Chapitre 1. La biologie et l’intégration des sciences chez Boulding : allié ou obstacle ?

En 1950, l’économiste Kenneth Boulding, alors qu’il venait d’être récompensé par la médaille John Bates Clark, publiait un ouvrage proposant de « reconstruire la science économique ». Les deux premiers chapitres développaient une vision « écologique » de l’économie, et Boulding développait ensuite une théorie de l’« homéostasie » de la firme, un concept qui pouvait surprendre ses lecteurs économistes.

Des années 30 au début des années 80, l’œuvre de Boulding a contribué à un contact interdisciplinaire étroit entre économie et biologie. Cette entreprise a été identifiée comme le développement d’analogies biologiques en économie (Daly, 1968 ; Sigüenza, 1982), l’expression d’un souci écologique (Krishnan, Harris et Goodwin, eds., 1995), une étape dans le développement de la théorie générale des systèmes (Hammond 2003), ou un aspect secondaire de son projet d’intégration des sciences sociales (Fontaine, 2006). Ces éclairages différents sur son œuvre posent la question de la logique commune à l’œuvre.

Nous suggérons que la variété des références de Boulding à la biologie et les contextes différents dans lesquels il les employait (depuis une théorie du conflit à l’analyse d’une population d’automobiles) avaient pour origine commune une conception organiciste de la connaissance – ce que nous appelons une métaphore intégratrice. Dès lors, son projet d’intégration des sciences sociales, d’élaboration d’une théorie générale des systèmes, et sa vision écologique de l’économie, apparaissent comme des facettes différentes d’un programme de recherche unique. La relation interdisciplinaire établie par Boulding entre économie et biologie était donc très forte, car elle était contenue dans une vision du monde préétablie qui en garantissait la grande cohérence.

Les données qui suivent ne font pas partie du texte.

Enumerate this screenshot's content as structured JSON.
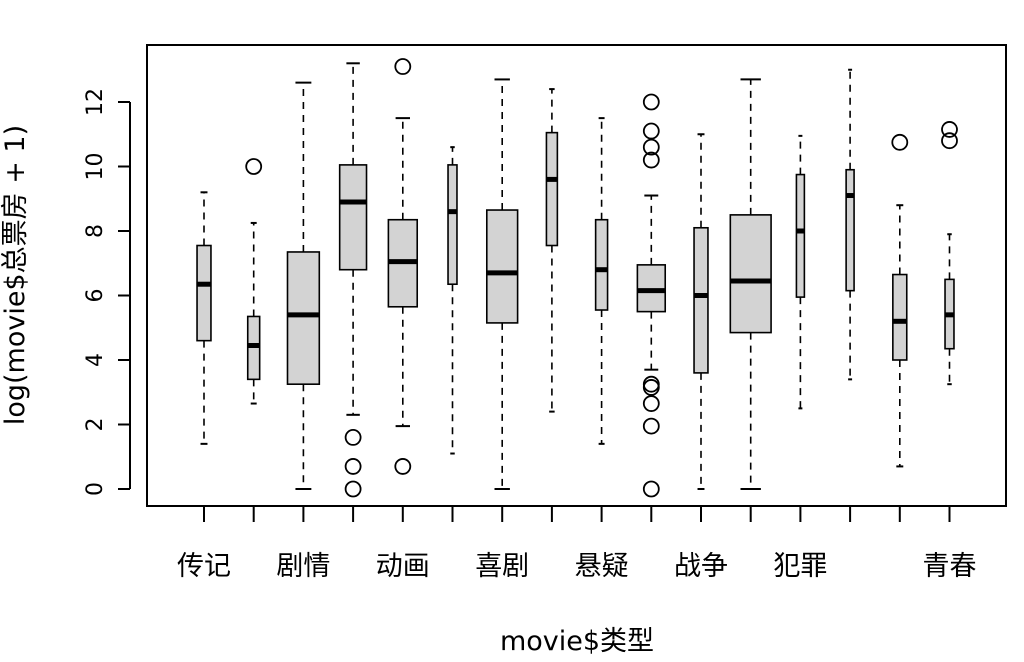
{
  "chart_data": {
    "type": "boxplot",
    "title": "",
    "xlabel": "movie$类型",
    "ylabel": "log(movie$总票房 + 1)",
    "ylim": [
      0,
      12.5
    ],
    "yticks": [
      0,
      2,
      4,
      6,
      8,
      10,
      12
    ],
    "grid": false,
    "legend": "none",
    "box_fill": "#d3d3d3",
    "stroke": "#000000",
    "x_tick_labels": [
      {
        "index": 0,
        "text": "传记"
      },
      {
        "index": 2,
        "text": "剧情"
      },
      {
        "index": 4,
        "text": "动画"
      },
      {
        "index": 6,
        "text": "喜剧"
      },
      {
        "index": 8,
        "text": "悬疑"
      },
      {
        "index": 10,
        "text": "战争"
      },
      {
        "index": 12,
        "text": "犯罪"
      },
      {
        "index": 15,
        "text": "青春"
      }
    ],
    "boxes": [
      {
        "q1": 4.6,
        "median": 6.35,
        "q3": 7.55,
        "whisker_low": 1.4,
        "whisker_high": 9.2,
        "outliers": [],
        "relwidth": 0.28
      },
      {
        "q1": 3.4,
        "median": 4.45,
        "q3": 5.35,
        "whisker_low": 2.65,
        "whisker_high": 8.25,
        "outliers": [
          10.0
        ],
        "relwidth": 0.24
      },
      {
        "q1": 3.25,
        "median": 5.4,
        "q3": 7.35,
        "whisker_low": 0.0,
        "whisker_high": 12.6,
        "outliers": [],
        "relwidth": 0.64
      },
      {
        "q1": 6.8,
        "median": 8.9,
        "q3": 10.05,
        "whisker_low": 2.3,
        "whisker_high": 13.2,
        "outliers": [
          0.0,
          0.7,
          1.6
        ],
        "relwidth": 0.54
      },
      {
        "q1": 5.65,
        "median": 7.05,
        "q3": 8.35,
        "whisker_low": 1.95,
        "whisker_high": 11.5,
        "outliers": [
          0.7,
          13.1
        ],
        "relwidth": 0.58
      },
      {
        "q1": 6.35,
        "median": 8.6,
        "q3": 10.05,
        "whisker_low": 1.1,
        "whisker_high": 10.6,
        "outliers": [],
        "relwidth": 0.18
      },
      {
        "q1": 5.15,
        "median": 6.7,
        "q3": 8.65,
        "whisker_low": 0.0,
        "whisker_high": 12.7,
        "outliers": [],
        "relwidth": 0.62
      },
      {
        "q1": 7.55,
        "median": 9.6,
        "q3": 11.05,
        "whisker_low": 2.4,
        "whisker_high": 12.4,
        "outliers": [],
        "relwidth": 0.22
      },
      {
        "q1": 5.55,
        "median": 6.8,
        "q3": 8.35,
        "whisker_low": 1.4,
        "whisker_high": 11.5,
        "outliers": [],
        "relwidth": 0.24
      },
      {
        "q1": 5.5,
        "median": 6.15,
        "q3": 6.95,
        "whisker_low": 3.7,
        "whisker_high": 9.1,
        "outliers": [
          0.0,
          1.95,
          2.65,
          3.15,
          3.25,
          10.2,
          10.6,
          11.1,
          12.0
        ],
        "relwidth": 0.56
      },
      {
        "q1": 3.6,
        "median": 6.0,
        "q3": 8.1,
        "whisker_low": 0.0,
        "whisker_high": 11.0,
        "outliers": [],
        "relwidth": 0.28
      },
      {
        "q1": 4.85,
        "median": 6.45,
        "q3": 8.5,
        "whisker_low": 0.0,
        "whisker_high": 12.7,
        "outliers": [],
        "relwidth": 0.82
      },
      {
        "q1": 5.95,
        "median": 8.0,
        "q3": 9.75,
        "whisker_low": 2.5,
        "whisker_high": 10.95,
        "outliers": [],
        "relwidth": 0.16
      },
      {
        "q1": 6.15,
        "median": 9.1,
        "q3": 9.9,
        "whisker_low": 3.4,
        "whisker_high": 13.0,
        "outliers": [],
        "relwidth": 0.16
      },
      {
        "q1": 4.0,
        "median": 5.2,
        "q3": 6.65,
        "whisker_low": 0.7,
        "whisker_high": 8.8,
        "outliers": [
          10.75
        ],
        "relwidth": 0.28
      },
      {
        "q1": 4.35,
        "median": 5.4,
        "q3": 6.5,
        "whisker_low": 3.25,
        "whisker_high": 7.9,
        "outliers": [
          10.8,
          11.15
        ],
        "relwidth": 0.18
      }
    ]
  }
}
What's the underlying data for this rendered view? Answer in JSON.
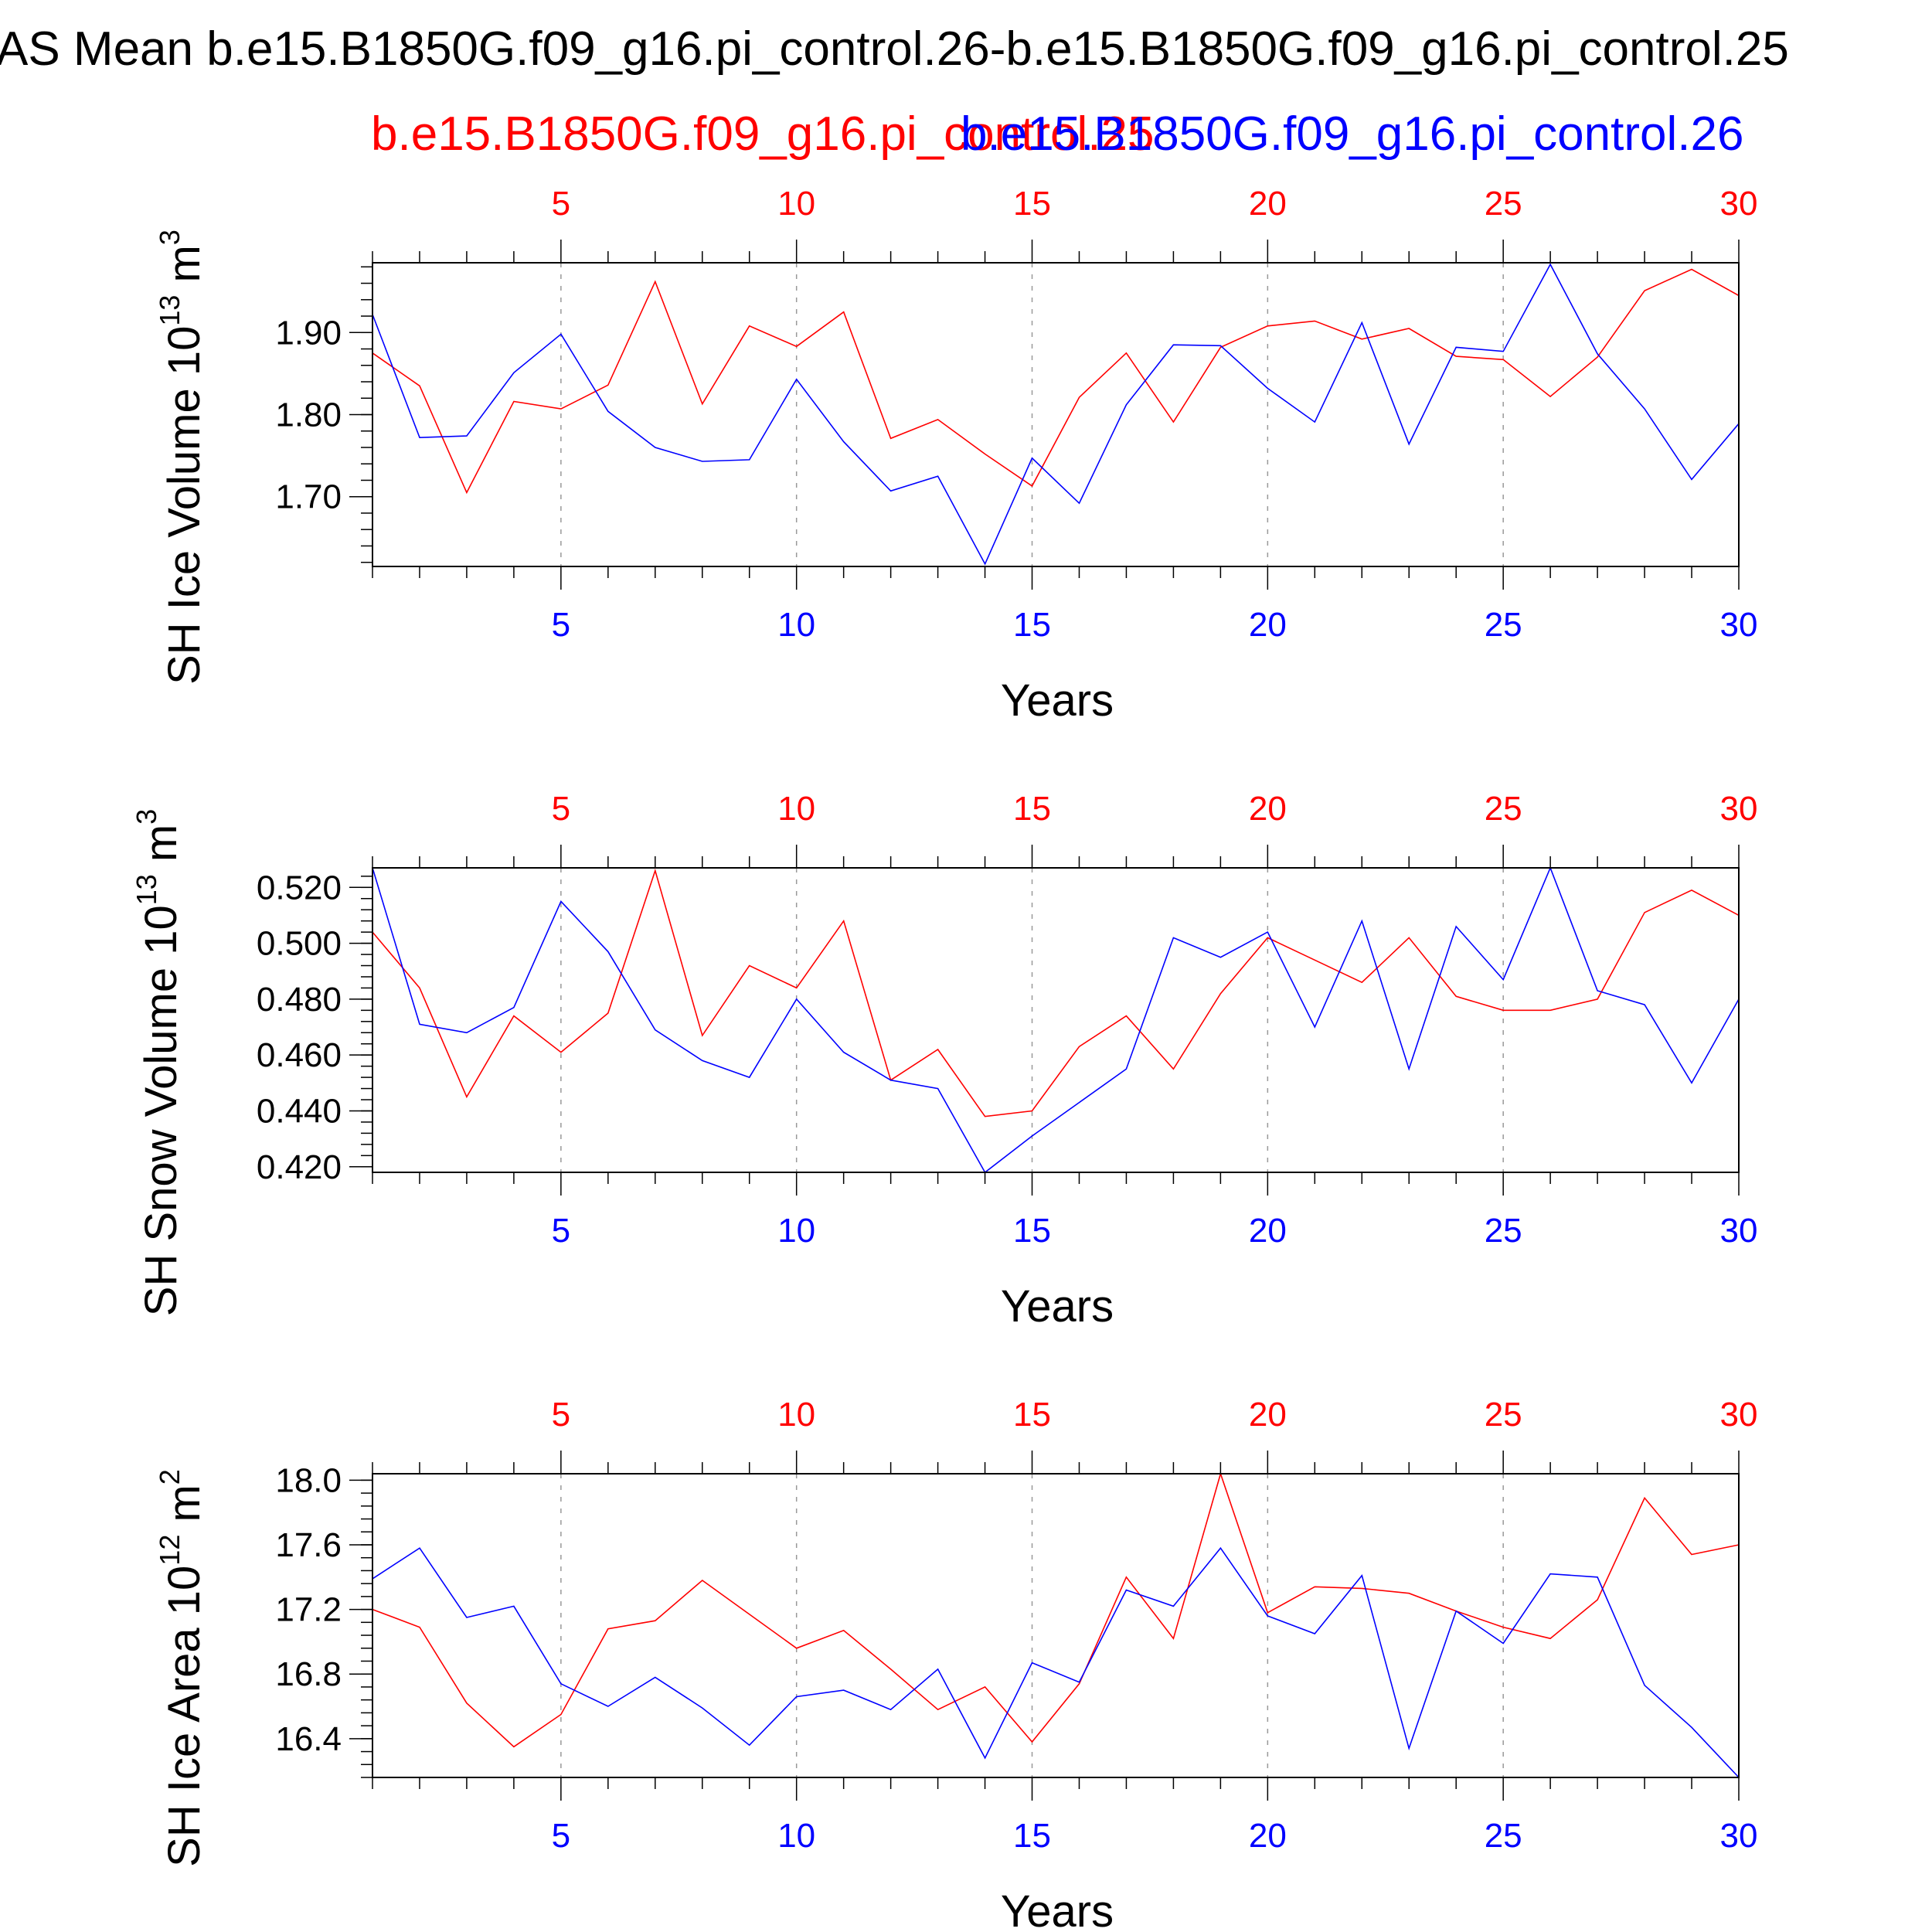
{
  "title": "AS Mean b.e15.B1850G.f09_g16.pi_control.26-b.e15.B1850G.f09_g16.pi_control.25",
  "legend": {
    "series_a": "b.e15.B1850G.f09_g16.pi_control.25",
    "series_b": "b.e15.B1850G.f09_g16.pi_control.26"
  },
  "colors": {
    "series_a": "#ff0000",
    "series_b": "#0000ff",
    "axis": "#000000",
    "grid": "#999999"
  },
  "chart_data": [
    {
      "type": "line",
      "ylabel_text": "SH Ice Volume 10",
      "ylabel_exp": "13",
      "ylabel_unit": "m",
      "ylabel_unit_exp": "3",
      "xlabel": "Years",
      "xlim": [
        1,
        30
      ],
      "ylim": [
        1.615,
        1.985
      ],
      "yticks": [
        "1.70",
        "1.80",
        "1.90"
      ],
      "ytick_values": [
        1.7,
        1.8,
        1.9
      ],
      "xticks": [
        "5",
        "10",
        "15",
        "20",
        "25",
        "30"
      ],
      "grid": "dashed vertical at every 5 years",
      "x": [
        1,
        2,
        3,
        4,
        5,
        6,
        7,
        8,
        9,
        10,
        11,
        12,
        13,
        14,
        15,
        16,
        17,
        18,
        19,
        20,
        21,
        22,
        23,
        24,
        25,
        26,
        27,
        28,
        29,
        30
      ],
      "series": [
        {
          "key": "series_a",
          "values": [
            1.875,
            1.835,
            1.705,
            1.816,
            1.807,
            1.836,
            1.962,
            1.813,
            1.908,
            1.883,
            1.925,
            1.771,
            1.794,
            1.752,
            1.713,
            1.821,
            1.875,
            1.791,
            1.882,
            1.908,
            1.914,
            1.892,
            1.905,
            1.871,
            1.867,
            1.822,
            1.87,
            1.951,
            1.977,
            1.945
          ]
        },
        {
          "key": "series_b",
          "values": [
            1.922,
            1.772,
            1.774,
            1.851,
            1.898,
            1.804,
            1.76,
            1.743,
            1.745,
            1.843,
            1.767,
            1.707,
            1.725,
            1.618,
            1.747,
            1.692,
            1.812,
            1.885,
            1.884,
            1.832,
            1.791,
            1.912,
            1.764,
            1.882,
            1.877,
            1.983,
            1.874,
            1.807,
            1.721,
            1.789
          ]
        }
      ]
    },
    {
      "type": "line",
      "ylabel_text": "SH Snow Volume 10",
      "ylabel_exp": "13",
      "ylabel_unit": "m",
      "ylabel_unit_exp": "3",
      "xlabel": "Years",
      "xlim": [
        1,
        30
      ],
      "ylim": [
        0.418,
        0.527
      ],
      "yticks": [
        "0.420",
        "0.440",
        "0.460",
        "0.480",
        "0.500",
        "0.520"
      ],
      "ytick_values": [
        0.42,
        0.44,
        0.46,
        0.48,
        0.5,
        0.52
      ],
      "xticks": [
        "5",
        "10",
        "15",
        "20",
        "25",
        "30"
      ],
      "grid": "dashed vertical at every 5 years",
      "x": [
        1,
        2,
        3,
        4,
        5,
        6,
        7,
        8,
        9,
        10,
        11,
        12,
        13,
        14,
        15,
        16,
        17,
        18,
        19,
        20,
        21,
        22,
        23,
        24,
        25,
        26,
        27,
        28,
        29,
        30
      ],
      "series": [
        {
          "key": "series_a",
          "values": [
            0.504,
            0.484,
            0.445,
            0.474,
            0.461,
            0.475,
            0.526,
            0.467,
            0.492,
            0.484,
            0.508,
            0.451,
            0.462,
            0.438,
            0.44,
            0.463,
            0.474,
            0.455,
            0.482,
            0.502,
            0.494,
            0.486,
            0.502,
            0.481,
            0.476,
            0.476,
            0.48,
            0.511,
            0.519,
            0.51
          ]
        },
        {
          "key": "series_b",
          "values": [
            0.527,
            0.471,
            0.468,
            0.477,
            0.515,
            0.497,
            0.469,
            0.458,
            0.452,
            0.48,
            0.461,
            0.451,
            0.448,
            0.418,
            0.431,
            0.443,
            0.455,
            0.502,
            0.495,
            0.504,
            0.47,
            0.508,
            0.455,
            0.506,
            0.487,
            0.527,
            0.483,
            0.478,
            0.45,
            0.48
          ]
        }
      ]
    },
    {
      "type": "line",
      "ylabel_text": "SH Ice Area 10",
      "ylabel_exp": "12",
      "ylabel_unit": "m",
      "ylabel_unit_exp": "2",
      "xlabel": "Years",
      "xlim": [
        1,
        30
      ],
      "ylim": [
        16.16,
        18.04
      ],
      "yticks": [
        "16.4",
        "16.8",
        "17.2",
        "17.6",
        "18.0"
      ],
      "ytick_values": [
        16.4,
        16.8,
        17.2,
        17.6,
        18.0
      ],
      "xticks": [
        "5",
        "10",
        "15",
        "20",
        "25",
        "30"
      ],
      "grid": "dashed vertical at every 5 years",
      "x": [
        1,
        2,
        3,
        4,
        5,
        6,
        7,
        8,
        9,
        10,
        11,
        12,
        13,
        14,
        15,
        16,
        17,
        18,
        19,
        20,
        21,
        22,
        23,
        24,
        25,
        26,
        27,
        28,
        29,
        30
      ],
      "series": [
        {
          "key": "series_a",
          "values": [
            17.2,
            17.09,
            16.62,
            16.35,
            16.55,
            17.08,
            17.13,
            17.38,
            17.17,
            16.96,
            17.07,
            16.83,
            16.58,
            16.72,
            16.38,
            16.74,
            17.4,
            17.02,
            18.04,
            17.18,
            17.34,
            17.33,
            17.3,
            17.19,
            17.09,
            17.02,
            17.26,
            17.89,
            17.54,
            17.6
          ]
        },
        {
          "key": "series_b",
          "values": [
            17.39,
            17.58,
            17.15,
            17.22,
            16.74,
            16.6,
            16.78,
            16.59,
            16.36,
            16.66,
            16.7,
            16.58,
            16.83,
            16.28,
            16.87,
            16.75,
            17.32,
            17.22,
            17.58,
            17.16,
            17.05,
            17.41,
            16.34,
            17.19,
            16.99,
            17.42,
            17.4,
            16.73,
            16.47,
            16.16
          ]
        }
      ]
    }
  ]
}
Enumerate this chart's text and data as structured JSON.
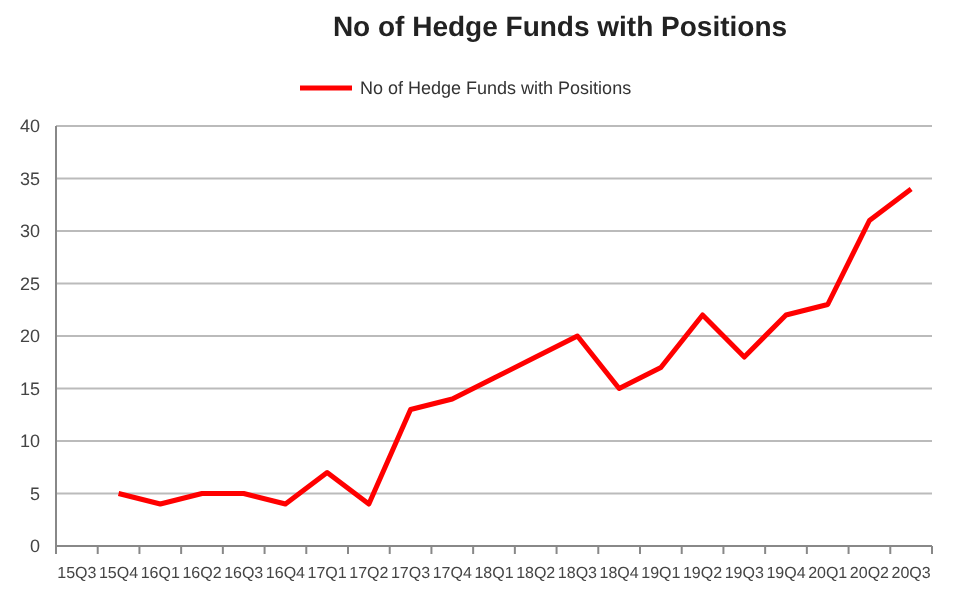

Si la logique interne du projet interdisciplinaire de Boulding était assurée a priori, la réalisation du projet lui‑même était menacée pour deux raisons : d’une part, certaines analogies biologiques pouvaient être mises au service de visions conflictuelles de la société, ce qui établissait une contradiction directe et gênante avec la portée intégratrice que Boulding y trouvait ; d’autre part, l’évolutionnisme à la Boulding, celui de Teilhard de Chardin, prenait un caractère téléologique décidément obsolète au tournant des années 80.